Лиссабонский ждал от меня ответа, но в эту минуту дверь отворилась, и в комнату правления вошло новое лицо.
2
Это был рассыльный земской почты. Весь в снегу, с обмерзлой бородой, в башлыке, он казался каким-то чудищем. Первым делом по приходе в правление он направился к ярко топившейся печке и, ежась и приплясывая, стал греть руки и ноги в валенцах. Обогревшись, он приблизился к столу и вынул из кожаной сумки два пакета; один был очень толст, а другой тонок.
– Вот! – сказал он весело: – гостинчик мужикам! Способие прислали больше тыщи рублей.
– Какое пособие?
– А на голод. Для раздачи. Царь нас помнит, батюшка!.. Вон как угодил – в самое бедовое время подсобляет. И мужичишки-то ра-адехоньки!..
– Когда же они успели узнать? – спросил Лиссабонский.
– Эва! Я тут, верстах в десяти, признаться, в кабачок заехал погреться – проболтался, что, мол, гостинец везу царский, так оттудова мигом разнесли… беднота!.. Голодуха!.. Небось запрыгаешь!
– А другой пакет от кого? – спросил Лиссабонский.
– Ну, а этот, – как-то скосив голову набок и с выражением сожаления мотнув ею, проговорил рассыльный, – этот пакет, надо сказать правду, не вполне может быть супризом… Нет, весьма не такой пакет, чтобы его счесть за удовольствие.
– Что же такое?
– Насчет недоимки! Без послабления и без снисхождения!.. – проговорил рассыльный, пожимая плечами, и прибавил: – что будешь делать? Такое наше мужицкое счастье!
Как и куда исчез рассыльный, я не помню, но знаю, что вслед за его исчезновением я и Лиссабонский торопливо принялись распечатывать привезенные пакеты. В том пакете, который, по словам рассыльного, не представлял для крестьян удовольствия, мы нашли бумагу уездного исправника, в которой было сказано, что "с получением сего, предписываю тебе немедленно взыскать числящиеся за второе полугодие на жителях деревни такой-то сборы, в количестве стольких-то рублей, копеек, в противном случае…" В другом пакете были деньги, около тысячи рублей, и бумага от уездной земской управы, в которой сказано было, что деньги эти немедленно должны быть розданы жителям той же самой деревни, с которой немедленно же должны быть взысканы и сборы… Но что особенно поразило нас, так это, во-первых, то, что цифра недоимок была точь-в-точь та же, что и цифра пособий, и в недоимках стояло 876 руб. 34 коп., и в пособии стояло 876 руб. 34 коп., а во-вторых, в обоих пакетах мы нашли списки недоимщиков, причем, к наивысшему нашему изумлению, опять в обоих списках оказались одни и те же лица. В списке недоимщиков значились имена: Перепелкина, Ворокуева, Офицерова, Колобродина, и в списке нуждающихся в пособии стояли те же имена, и в том же порядке, то есть Перепелкина, Ворокуева, Офицерова, Колобродина и т. д. Очень может быть, что в действительности не случается ничего подобного, но мы просим не забывать читателя, что все описываемое происходит во сне и, стало быть, не может избежать некоторой неточности. Прочитав эти странные бумаги, и я и Лиссабонский были до некоторой степени поражены странным совпадением и цифр и имен: одни и те же деньги как бы вручаются в пособие и в то же время как бы отъемлются. Которой из этих двух бумаг отдать предпочтение?
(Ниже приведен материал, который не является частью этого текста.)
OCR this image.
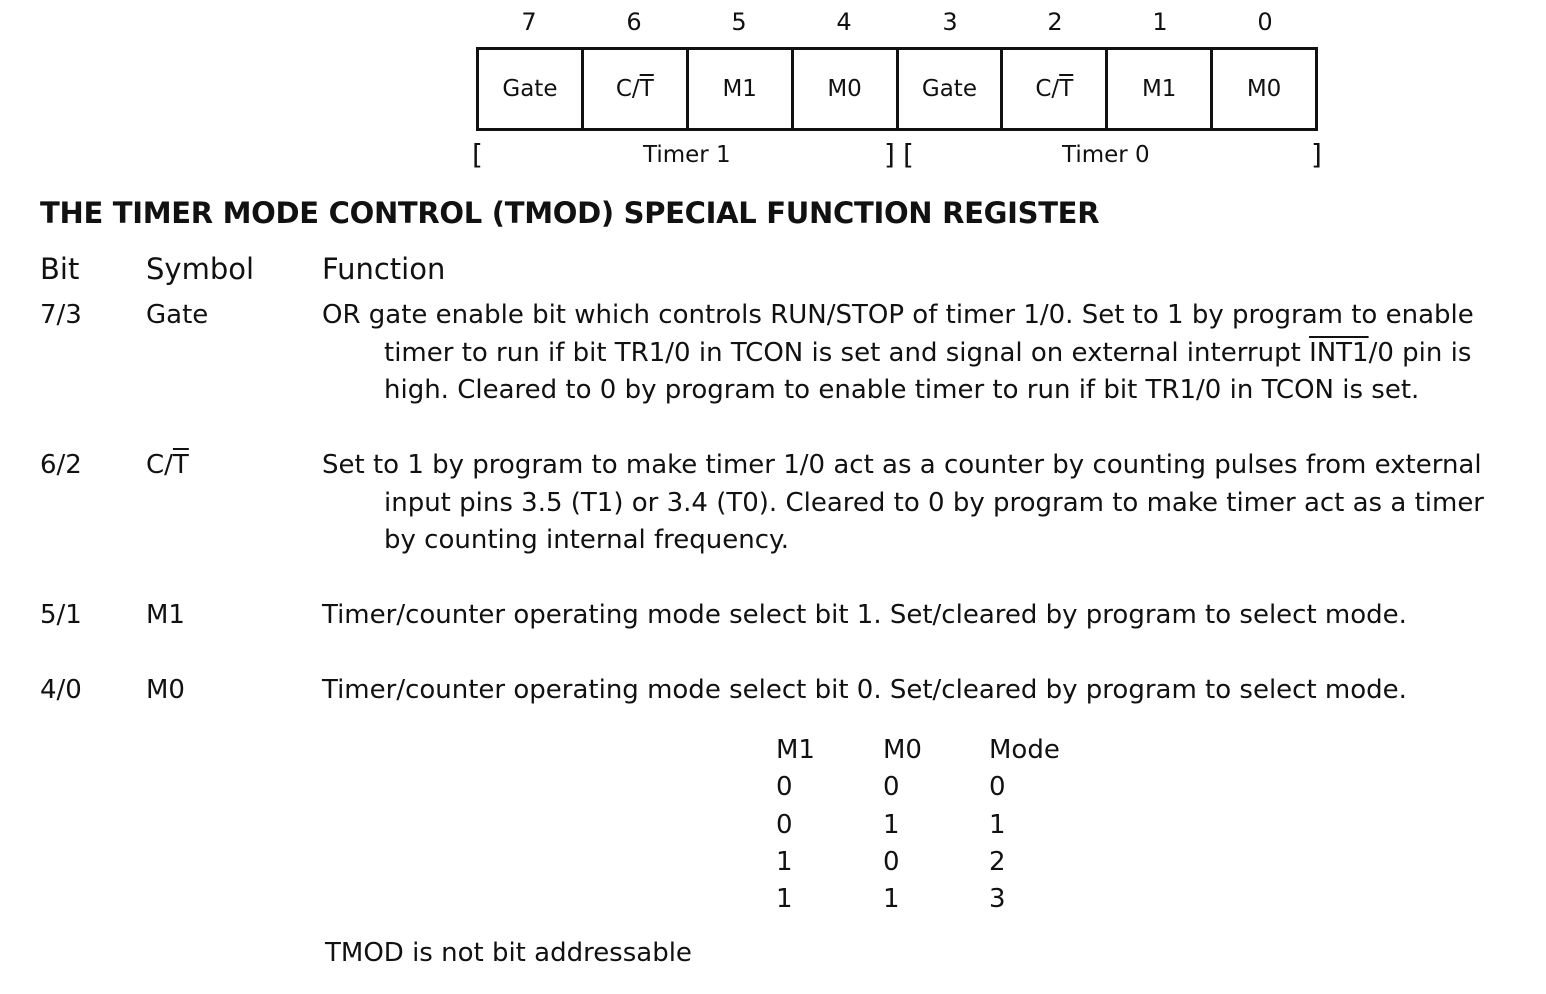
7	6	5	4	3	2	1	0
Gate	$C/\overline{T}$	M1	M0	Gate	$C/\overline{T}$	M1	M0
[	Timer 1	] [	Timer 0	]
THE TIMER MODE CONTROL (TMOD) SPECIAL FUNCTION REGISTER
Bit Symbol Function
7/3 Gate	OR gate enable bit which controls RUN/STOP of timer 1/0. Set to 1 by program to enable
timer to run if bit TR1/0 in TCON is set and signal on external interrupt INT1/0 pin is
high. Cleared to 0 by program to enable timer to run if bit TR1/0 in TCON is set.
6/2 $C/\overline{T}$	Set to 1 by program to make timer 1/0 act as a counter by counting pulses from external
input pins 3.5 (T1) or 3.4 (T0). Cleared to 0 by program to make timer act as a timer
by counting internal frequency.
5/1 M1	Timer/counter operating mode select bit 1. Set/cleared by program to select mode.
4/0 M0	Timer/counter operating mode select bit 0. Set/cleared by program to select mode.
M1	M0	Mode
0	0	0
0	1	1
1	0	2
1	1	3
TMOD is not bit addressable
– Какое странное совпадение! – проговорил Лиссабонский, спрятав деньги в стол и вертя перед собой бумаги и списки… – И там и тут одни цифры, одни имена… Уж не потому ли деньги на пособие присланы одновременно с требованием недоимок, что деньги эти должны идти не в пособие, а в казну?..
– Ну, за-ачем казну-у! – произнес в ответ чей-то незнакомый голос… Оглянувшись, мы увидели, что в правлении посреди комнаты стоит небольшого роста опрятненький старичок, молится на образ и в то же время говорит:
– Заче-ем! У казны, у матушки, много денег… Что уж ей питаться этакими-то крохами… Авось перетерпит лютое-то время!..
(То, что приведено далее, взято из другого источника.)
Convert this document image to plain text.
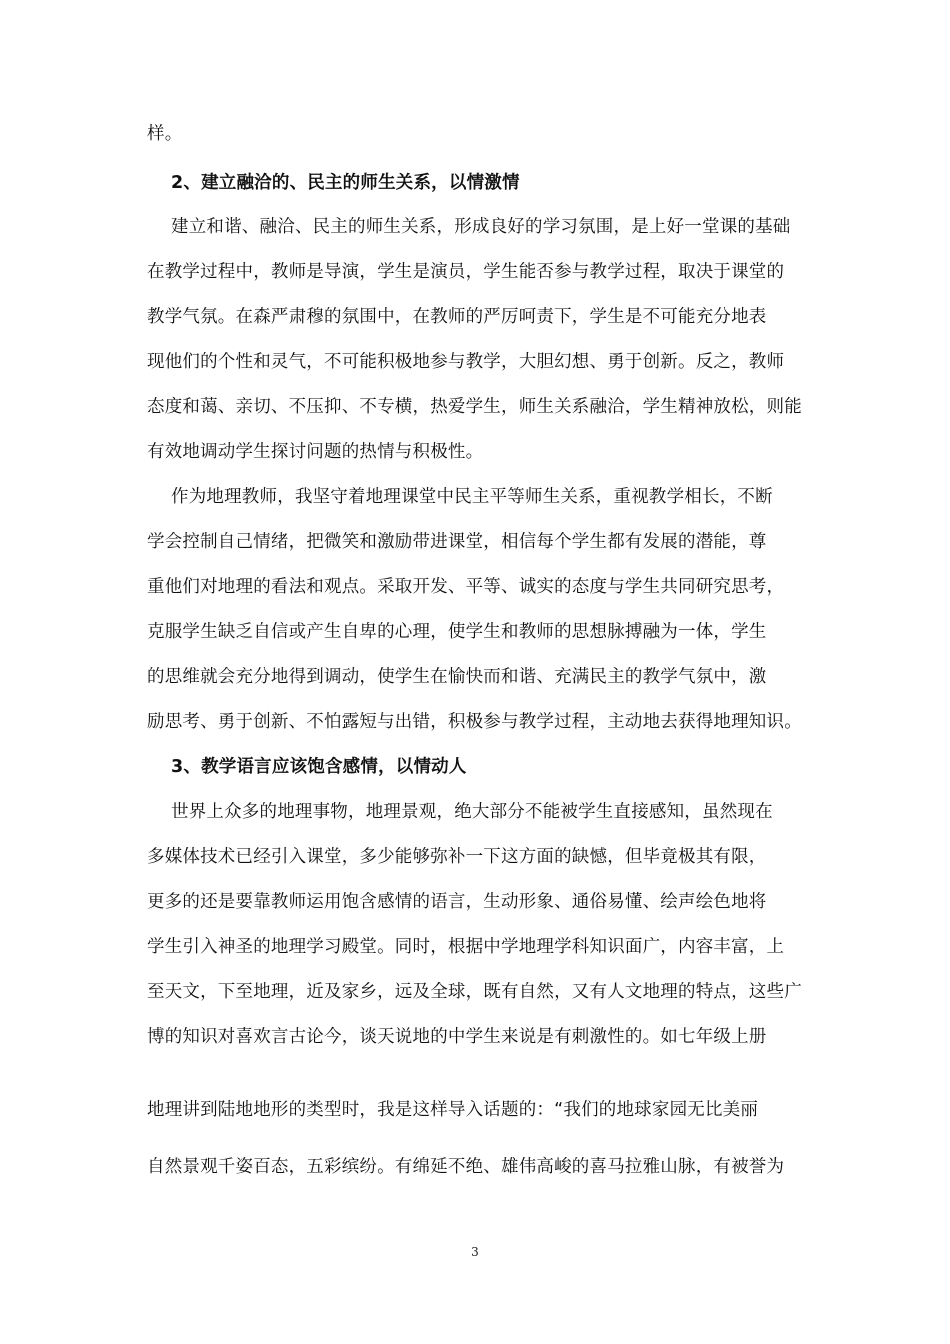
样。
2、建立融洽的、民主的师生关系，以情激情
建立和谐、融洽、民主的师生关系，形成良好的学习氛围，是上好一堂课的基础
在教学过程中，教师是导演，学生是演员，学生能否参与教学过程，取决于课堂的
教学气氛。在森严肃穆的氛围中，在教师的严厉呵责下，学生是不可能充分地表
现他们的个性和灵气，不可能积极地参与教学，大胆幻想、勇于创新。反之，教师
态度和蔼、亲切、不压抑、不专横，热爱学生，师生关系融洽，学生精神放松，则能
有效地调动学生探讨问题的热情与积极性。
作为地理教师，我坚守着地理课堂中民主平等师生关系，重视教学相长，不断
学会控制自己情绪，把微笑和激励带进课堂，相信每个学生都有发展的潜能，尊
重他们对地理的看法和观点。采取开发、平等、诚实的态度与学生共同研究思考，
克服学生缺乏自信或产生自卑的心理，使学生和教师的思想脉搏融为一体，学生
的思维就会充分地得到调动，使学生在愉快而和谐、充满民主的教学气氛中，激
励思考、勇于创新、不怕露短与出错，积极参与教学过程，主动地去获得地理知识。
3、教学语言应该饱含感情，以情动人
世界上众多的地理事物，地理景观，绝大部分不能被学生直接感知，虽然现在
多媒体技术已经引入课堂，多少能够弥补一下这方面的缺憾，但毕竟极其有限，
更多的还是要靠教师运用饱含感情的语言，生动形象、通俗易懂、绘声绘色地将
学生引入神圣的地理学习殿堂。同时，根据中学地理学科知识面广，内容丰富，上
至天文，下至地理，近及家乡，远及全球，既有自然，又有人文地理的特点，这些广
博的知识对喜欢言古论今，谈天说地的中学生来说是有刺激性的。如七年级上册
地理讲到陆地地形的类型时，我是这样导入话题的：“我们的地球家园无比美丽
自然景观千姿百态，五彩缤纷。有绵延不绝、雄伟高峻的喜马拉雅山脉，有被誉为
3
Старичок помолился, подошел к Лиссабонскому и, протянув ему руку, сказал очень ласково:
– Ну, здравствуй, новый наш министер… Здорово! Пришел старик Баранкин, обзнакомиться с новым писарьком-то. Давай, милушка мой, жить в согласии и в дружбе… Вот что я скажу… Знаешь, чай, слыхал Баранкина?
– Нет, – ответил Лиссабонский, – не слыхал, не знаю.
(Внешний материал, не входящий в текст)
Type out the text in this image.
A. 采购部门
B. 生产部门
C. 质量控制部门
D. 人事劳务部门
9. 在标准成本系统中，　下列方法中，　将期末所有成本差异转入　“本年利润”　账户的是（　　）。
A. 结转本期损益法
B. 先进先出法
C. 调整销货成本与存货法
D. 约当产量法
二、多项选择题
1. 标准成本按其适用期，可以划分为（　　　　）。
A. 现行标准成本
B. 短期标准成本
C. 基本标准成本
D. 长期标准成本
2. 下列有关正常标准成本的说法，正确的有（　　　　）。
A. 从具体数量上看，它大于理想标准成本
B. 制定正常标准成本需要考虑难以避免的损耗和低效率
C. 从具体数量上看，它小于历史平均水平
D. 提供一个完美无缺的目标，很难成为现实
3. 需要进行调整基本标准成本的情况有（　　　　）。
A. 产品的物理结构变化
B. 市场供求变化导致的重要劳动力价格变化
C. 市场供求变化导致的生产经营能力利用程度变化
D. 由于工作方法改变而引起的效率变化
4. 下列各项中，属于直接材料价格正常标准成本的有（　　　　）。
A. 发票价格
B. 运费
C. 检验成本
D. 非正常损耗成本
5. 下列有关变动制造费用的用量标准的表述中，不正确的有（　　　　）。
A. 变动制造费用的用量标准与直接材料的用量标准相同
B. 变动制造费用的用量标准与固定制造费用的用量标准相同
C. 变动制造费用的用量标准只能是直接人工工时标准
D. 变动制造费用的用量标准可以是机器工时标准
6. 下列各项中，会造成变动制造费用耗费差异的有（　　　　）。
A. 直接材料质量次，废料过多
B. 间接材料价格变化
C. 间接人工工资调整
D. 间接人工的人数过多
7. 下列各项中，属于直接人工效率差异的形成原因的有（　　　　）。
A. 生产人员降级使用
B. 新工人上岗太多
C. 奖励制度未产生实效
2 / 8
– Ну узнаешь, Баранкина все знают, дружочек мой, все-э! На-ко вот, прими гостинчику, посненького!..
Старичок отвернул полу и достал из кармана панталон бутылку водки с надписью "Русское добро"…
– Я не пью! – сказал Лиссабонский.
– Э? Чего так?
– Так, не пью! Не научился… Не могу!
– Э-э-э, какой ты? А ты привыкай помаленьку… Надо! У нас без водки нельзя… Н-не думай!..
– Ну уж, что делать, раньше не научился, теперь привыкать поздно!..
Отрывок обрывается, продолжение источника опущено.